1 Anthony Petruzzi ascribes the reductive inclination to scientism and then modernism, which “extends the purview of natural science to all of existence; then, all phenomena, human and non-human, are treated as if they can be reduced to objective information, to certain and strong representations of reality” (“Convalescence” 6).
2 The New Dorp High School profile in the October 2012 Atlantic provides an example of the difficulty in approaching education reform politely and trying to “unify” everyone. Both the National Writing Project and National Council of Teachers of English responded by celebrating the fact that its members were quoted in the article rather than critiquing how the article undermined both organizations’ positions on testing’s influence on writing instruction. The author of the article, Peg Tyre, echoed New Dorp’s administration in measuring the success of the “new” curriculum by the rise in test scores, never addressing by what means the tests measure writing ability. On-demand tests, which are generally evaluated by calibrated holistic scoring or computers, encourage formulaic writing, which the supposed “writing revolution” at New Dorp believes makes students better writers. In fact, emphasizing informative and persuasive essays early instead of creative and reflective pieces and drilling students on transition words makes students better at passing standardized tests. Many students in my college courses can write clearly; I wish I had more students who could write something interesting.

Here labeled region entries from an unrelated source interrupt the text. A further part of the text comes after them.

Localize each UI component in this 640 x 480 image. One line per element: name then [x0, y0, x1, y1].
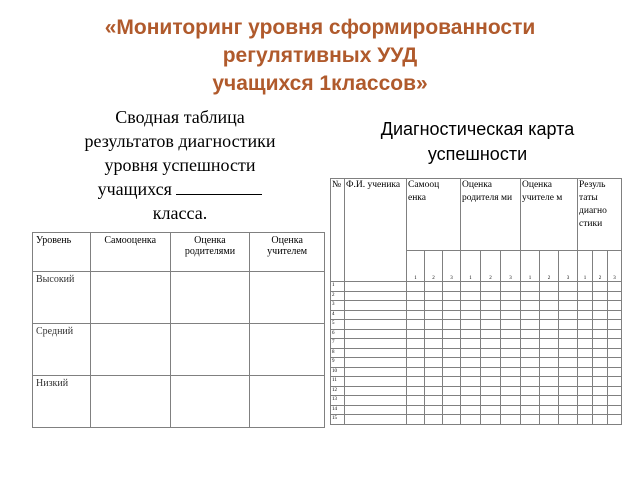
table-cell — [578, 329, 593, 339]
table-row — [331, 405, 622, 415]
table-cell — [501, 386, 521, 396]
table-cell — [345, 377, 407, 387]
row-number: 2 — [331, 291, 345, 301]
table-cell — [461, 377, 481, 387]
table-cell — [407, 348, 425, 358]
sub-3: 3 — [608, 251, 622, 282]
table-cell — [250, 272, 325, 324]
table-cell — [608, 301, 622, 311]
table-cell — [540, 282, 559, 292]
diagnostic-heading-line-2: успешности — [427, 144, 528, 164]
table-cell — [90, 324, 170, 376]
summary-header-level: Уровень — [33, 233, 91, 272]
table-cell — [345, 329, 407, 339]
summary-heading-line-3: уровня успешности — [104, 155, 256, 175]
table-cell — [501, 367, 521, 377]
table-cell — [443, 339, 461, 349]
table-cell — [425, 320, 443, 330]
table-cell — [540, 415, 559, 425]
table-cell — [170, 272, 250, 324]
table-cell — [501, 282, 521, 292]
table-cell — [578, 415, 593, 425]
row-number: 8 — [331, 348, 345, 358]
table-cell — [443, 310, 461, 320]
table-cell — [345, 367, 407, 377]
table-cell — [90, 272, 170, 324]
table-cell — [501, 415, 521, 425]
table-cell — [443, 377, 461, 387]
table-cell — [540, 386, 559, 396]
table-cell — [170, 324, 250, 376]
title-line-1: «Мониторинг уровня сформированности — [104, 16, 536, 39]
sub-2: 2 — [540, 251, 559, 282]
table-cell — [521, 396, 540, 406]
table-cell — [443, 367, 461, 377]
table-row — [33, 272, 325, 324]
table-cell — [481, 282, 501, 292]
table-row — [33, 324, 325, 376]
table-cell — [608, 310, 622, 320]
table-cell — [501, 358, 521, 368]
table-cell — [578, 377, 593, 387]
diag-header-self: Самооц енка — [407, 179, 461, 251]
table-cell — [578, 396, 593, 406]
table-cell — [608, 377, 622, 387]
table-cell — [593, 291, 608, 301]
table-cell — [425, 377, 443, 387]
table-cell — [461, 396, 481, 406]
row-number: 9 — [331, 358, 345, 368]
table-cell — [501, 339, 521, 349]
table-cell — [481, 396, 501, 406]
row-number: 15 — [331, 415, 345, 425]
table-cell — [608, 405, 622, 415]
table-cell — [407, 320, 425, 330]
table-row — [331, 348, 622, 358]
table-cell — [170, 376, 250, 428]
table-cell — [540, 377, 559, 387]
table-cell — [593, 377, 608, 387]
summary-heading-line-4 — [30, 177, 330, 201]
sub-3: 3 — [443, 251, 461, 282]
table-cell — [608, 282, 622, 292]
table-cell — [540, 329, 559, 339]
summary-header-row — [33, 233, 325, 272]
table-cell — [578, 405, 593, 415]
table-cell — [481, 291, 501, 301]
table-cell — [578, 358, 593, 368]
table-row — [33, 376, 325, 428]
table-cell — [443, 282, 461, 292]
table-cell — [461, 310, 481, 320]
table-cell — [559, 291, 578, 301]
table-cell — [593, 329, 608, 339]
page-title — [0, 14, 640, 98]
table-cell — [345, 358, 407, 368]
diag-header-parents: Оценка родителя ми — [461, 179, 521, 251]
table-cell — [461, 386, 481, 396]
table-cell — [521, 291, 540, 301]
table-row — [331, 386, 622, 396]
table-cell — [593, 282, 608, 292]
table-cell — [407, 329, 425, 339]
table-cell — [443, 301, 461, 311]
table-cell — [521, 358, 540, 368]
table-row — [331, 310, 622, 320]
table-cell — [345, 320, 407, 330]
diag-header-row — [331, 179, 622, 251]
table-cell — [593, 367, 608, 377]
table-cell — [559, 348, 578, 358]
table-cell — [608, 339, 622, 349]
table-cell — [540, 367, 559, 377]
table-cell — [559, 396, 578, 406]
table-row — [331, 358, 622, 368]
sub-2: 2 — [425, 251, 443, 282]
table-cell — [521, 405, 540, 415]
sub-3: 3 — [501, 251, 521, 282]
table-cell — [345, 405, 407, 415]
sub-1: 1 — [521, 251, 540, 282]
table-cell — [443, 348, 461, 358]
table-cell — [540, 348, 559, 358]
table-cell — [461, 415, 481, 425]
table-cell — [578, 291, 593, 301]
table-cell — [521, 367, 540, 377]
table-cell — [425, 396, 443, 406]
table-cell — [501, 310, 521, 320]
table-cell — [407, 367, 425, 377]
table-row — [331, 396, 622, 406]
table-cell — [461, 348, 481, 358]
table-cell — [461, 320, 481, 330]
table-cell — [481, 310, 501, 320]
level-high: Высокий — [33, 272, 91, 324]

3 To sidestep legitimate questions about authentic subjectivity (e.g. Foucault), I am using subjectivity here as intuitive biases and tendencies emerging from multiple sources, including study, practice, and culture.
4 In another of his books, Outliers, Gladwell popularizes the idea that 10,000 hours of practice are required to become a world-class expert in anything. Some, like Feltovich, Prietula, and Ericsson, equate that number with 10 years devoted to a career or practice, and this is the accepted quantification in, for example, Ericsson’s edited volume The Cambridge Handbook of Expertise and Expert Performance. The 10,000-hour number’s origin seems to be William Chase’s and Herbert Simon’s 1973 study of chess masters, wherein they note that “the organization of the [chess] Master’s elaborate repertoire of information takes thousands of hours to build up, and the same is true of any skilled task (e.g. football, music)” (279).